Nichtannahme der Verfassungsbeschwerde zu Sicherungsverfügungen im NSU‑Prozess
- Gericht
- BVerfG
- Spruchkörper
- 1. Senat 3. Kammer
- Aktenzeichen
- 1 BvR 1007/13
- Datum
- 12.04.2013
- Rechtsgebiet
- Öffentliches Recht
- ECLI
- ECLI:DE:BVerfG:2013:rk20130412.1bvr100713
Abstrakte Rechtssätze
Das Bundesverfassungsgericht nimmt eine Verfassungsbeschwerde nicht zur Entscheidung an, wenn sie offensichtlich unbegründet ist und sich keine Verletzung grundrechtlicher Ansprüche erkennen lässt.

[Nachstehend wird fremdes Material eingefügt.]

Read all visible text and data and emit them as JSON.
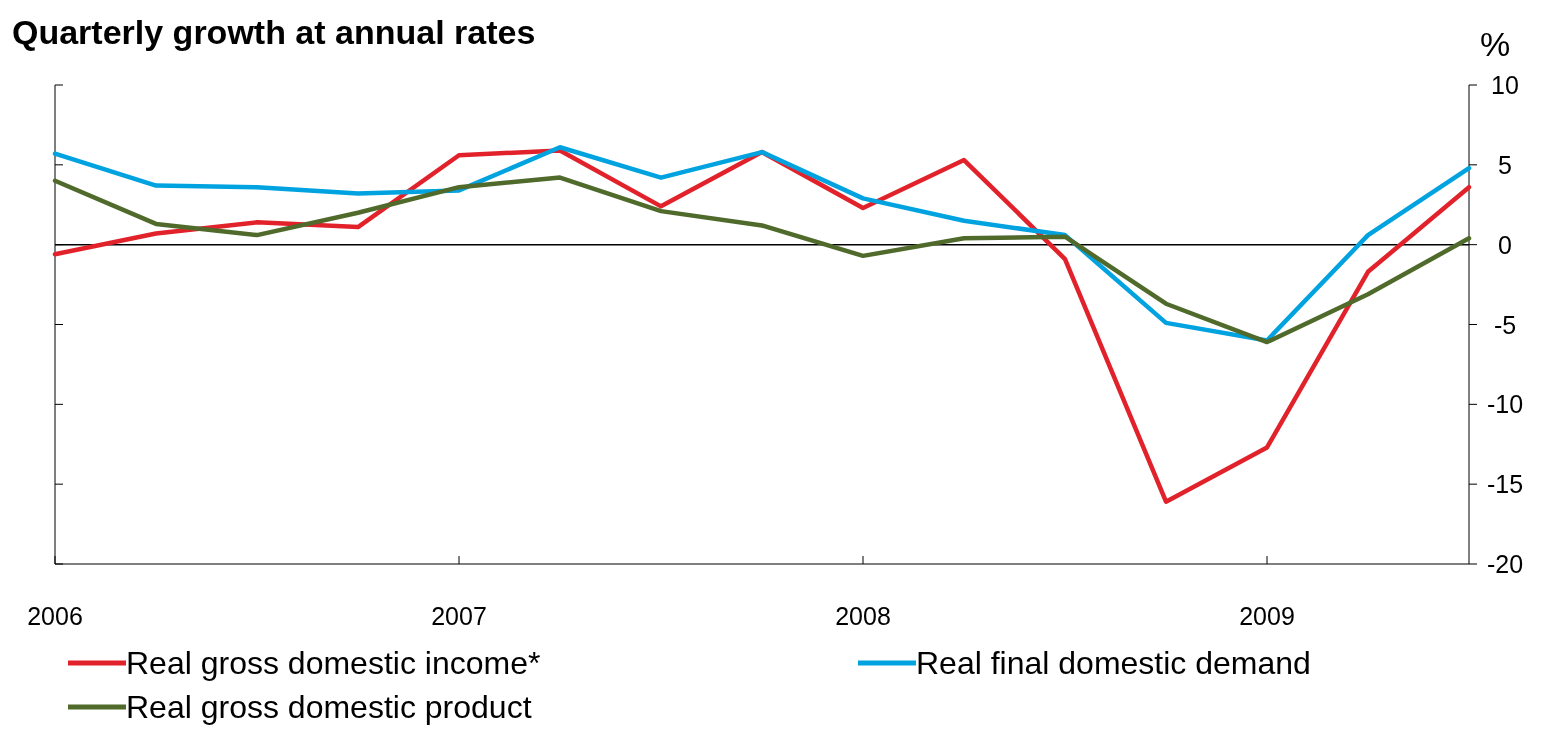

Bei offensichtlicher Unbegründetheit kann das Bundesverfassungsgericht von einer schriftlichen Begründung des Nichtannahmebeschlusses nach § 93d Abs. 1 Satz 3 BVerfGG absehen.

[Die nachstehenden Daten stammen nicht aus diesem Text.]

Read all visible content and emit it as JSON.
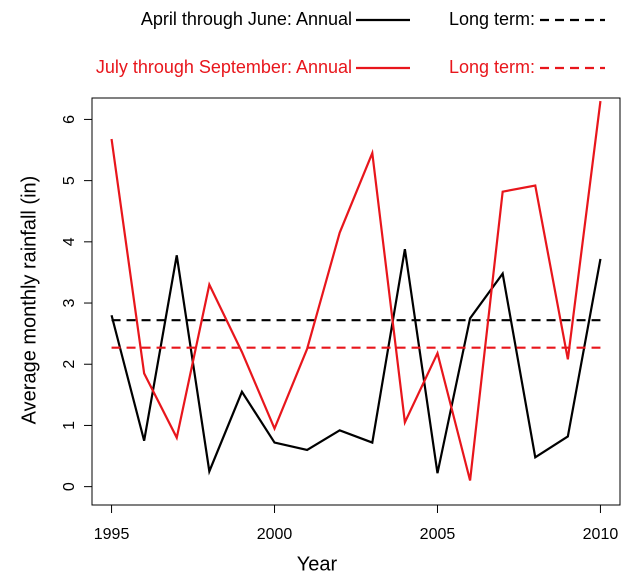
{
  "chart_data": {
    "type": "line",
    "x_label": "Year",
    "y_label": "Average monthly rainfall (in)",
    "x": [
      1995,
      1996,
      1997,
      1998,
      1999,
      2000,
      2001,
      2002,
      2003,
      2004,
      2005,
      2006,
      2007,
      2008,
      2009,
      2010
    ],
    "series": [
      {
        "name": "April through June: Annual",
        "color": "#000000",
        "dashed": false,
        "values": [
          2.8,
          0.75,
          3.78,
          0.25,
          1.55,
          0.72,
          0.6,
          0.92,
          0.72,
          3.88,
          0.22,
          2.75,
          3.48,
          0.48,
          0.82,
          3.72
        ]
      },
      {
        "name": "Long term:",
        "color": "#000000",
        "dashed": true,
        "value": 2.72
      },
      {
        "name": "July through September: Annual",
        "color": "#e8161c",
        "dashed": false,
        "values": [
          5.68,
          1.85,
          0.8,
          3.3,
          2.2,
          0.95,
          2.25,
          4.15,
          5.45,
          1.05,
          2.18,
          0.1,
          4.82,
          4.92,
          2.08,
          6.3
        ]
      },
      {
        "name": "Long term:",
        "color": "#e8161c",
        "dashed": true,
        "value": 2.27
      }
    ],
    "xlim": [
      1994.4,
      2010.6
    ],
    "ylim": [
      -0.3,
      6.35
    ],
    "xticks": [
      1995,
      2000,
      2005,
      2010
    ],
    "yticks": [
      0,
      1,
      2,
      3,
      4,
      5,
      6
    ],
    "grid": false
  }
}
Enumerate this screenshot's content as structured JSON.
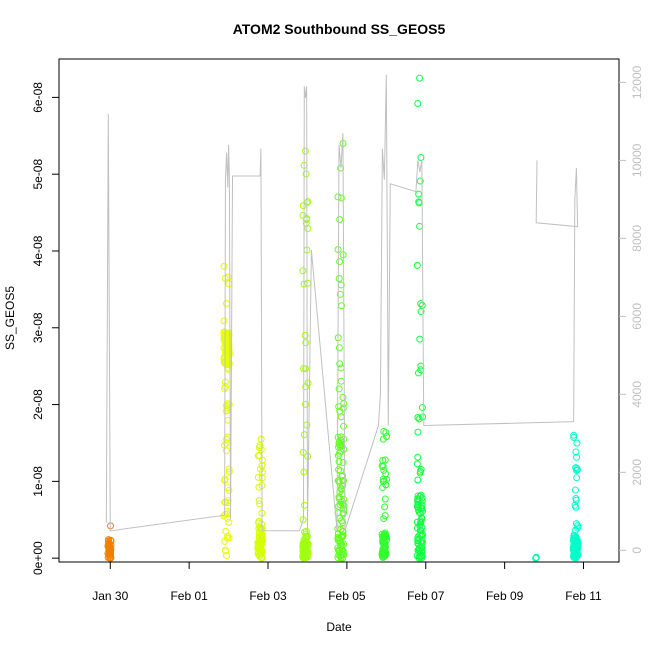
{
  "chart_data": {
    "type": "scatter",
    "title": "ATOM2 Southbound SS_GEOS5",
    "xlabel": "Date",
    "ylabel": "SS_GEOS5",
    "x_ticks": [
      "Jan 30",
      "Feb 01",
      "Feb 03",
      "Feb 05",
      "Feb 07",
      "Feb 09",
      "Feb 11"
    ],
    "x_range": [
      "Jan 28 19:00",
      "Feb 11 20:00"
    ],
    "y_ticks": [
      "0e+00",
      "1e-08",
      "2e-08",
      "3e-08",
      "4e-08",
      "5e-08",
      "6e-08"
    ],
    "ylim": [
      -5e-10,
      6.5e-08
    ],
    "y2_ticks": [
      "0",
      "2000",
      "4000",
      "6000",
      "8000",
      "10000",
      "12000"
    ],
    "y2lim": [
      -300,
      12600
    ],
    "y2_color": "#c0c0c0",
    "clusters": [
      {
        "day": 1.08,
        "width": 0.08,
        "color": "#f08000",
        "min": 0.0,
        "max": 4.2e-09,
        "dense_min": 0.0,
        "dense_max": 2.2e-09,
        "n": 40
      },
      {
        "day": 4.05,
        "width": 0.14,
        "color": "#e6ff00",
        "min": 0.0,
        "max": 3.8e-08,
        "dense_min": 2.5e-08,
        "dense_max": 2.95e-08,
        "n": 120
      },
      {
        "day": 4.9,
        "width": 0.12,
        "color": "#d4ff00",
        "min": 0.0,
        "max": 1.55e-08,
        "dense_min": 0.0,
        "dense_max": 4e-09,
        "n": 70
      },
      {
        "day": 6.05,
        "width": 0.14,
        "color": "#a0ff10",
        "min": 0.0,
        "max": 5.3e-08,
        "dense_min": 0.0,
        "dense_max": 3e-09,
        "n": 90
      },
      {
        "day": 6.95,
        "width": 0.16,
        "color": "#60ff20",
        "min": 0.0,
        "max": 5.4e-08,
        "dense_min": 0.0,
        "dense_max": 1.6e-08,
        "n": 110
      },
      {
        "day": 8.05,
        "width": 0.12,
        "color": "#30ff30",
        "min": 0.0,
        "max": 1.65e-08,
        "dense_min": 0.0,
        "dense_max": 3e-09,
        "n": 70
      },
      {
        "day": 8.95,
        "width": 0.14,
        "color": "#10ff40",
        "min": 0.0,
        "max": 6.25e-08,
        "dense_min": 0.0,
        "dense_max": 8e-09,
        "n": 90
      },
      {
        "day": 11.9,
        "width": 0.03,
        "color": "#00ffa0",
        "min": 0.0,
        "max": 1e-10,
        "dense_min": 0.0,
        "dense_max": 1e-10,
        "n": 4
      },
      {
        "day": 12.9,
        "width": 0.12,
        "color": "#00ffc8",
        "min": 0.0,
        "max": 1.6e-08,
        "dense_min": 0.0,
        "dense_max": 3e-09,
        "n": 80
      }
    ],
    "altitude_line": {
      "color": "#c0c0c0",
      "points": [
        [
          1.0,
          700
        ],
        [
          1.05,
          11200
        ],
        [
          1.1,
          500
        ],
        [
          4.0,
          900
        ],
        [
          4.02,
          9500
        ],
        [
          4.05,
          10200
        ],
        [
          4.08,
          9300
        ],
        [
          4.1,
          10400
        ],
        [
          4.12,
          9600
        ],
        [
          4.15,
          800
        ],
        [
          4.2,
          9600
        ],
        [
          4.9,
          9600
        ],
        [
          4.92,
          10300
        ],
        [
          4.95,
          500
        ],
        [
          5.9,
          500
        ],
        [
          6.0,
          800
        ],
        [
          6.02,
          11900
        ],
        [
          6.05,
          11600
        ],
        [
          6.08,
          11900
        ],
        [
          6.1,
          500
        ],
        [
          6.2,
          7700
        ],
        [
          6.85,
          500
        ],
        [
          6.9,
          10400
        ],
        [
          6.95,
          9800
        ],
        [
          7.0,
          10700
        ],
        [
          7.05,
          500
        ],
        [
          7.9,
          3200
        ],
        [
          7.95,
          4000
        ],
        [
          8.0,
          10300
        ],
        [
          8.05,
          9500
        ],
        [
          8.1,
          12200
        ],
        [
          8.15,
          3200
        ],
        [
          8.2,
          9400
        ],
        [
          8.85,
          9200
        ],
        [
          8.9,
          10000
        ],
        [
          8.95,
          9700
        ],
        [
          9.0,
          10000
        ],
        [
          9.05,
          3200
        ],
        [
          12.85,
          3300
        ],
        [
          12.88,
          9000
        ],
        [
          12.92,
          9800
        ],
        [
          12.95,
          8300
        ],
        [
          11.9,
          8400
        ],
        [
          11.92,
          10000
        ]
      ]
    }
  }
}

Die Nichtannahme einer Verfassungsbeschwerde führt dazu, dass gleichzeitig gestellte Anträge auf einstweilige Anordnung in der Regel erledigt sind, wenn die Hauptsache nicht zur Entscheidung angenommen wird.
Ein Nichtannahmebeschluss des Bundesverfassungsgerichts ist unanfechtbar.
Tenor
Die Verfassungsbeschwerde wird nicht zur Entscheidung angenommen. Sie ist offensichtlich unbegründet, da Grundrechte des Beschwerdeführers erkennbar nicht verletzt sind.
Damit erledigt sich zugleich der Antrag auf Erlass einer einstweiligen Anordnung.
Gründe
Von einer Begründung wird nach § 93d Abs. 1 Satz 3 BVerfGG abgesehen.
Diese Entscheidung ist unanfechtbar.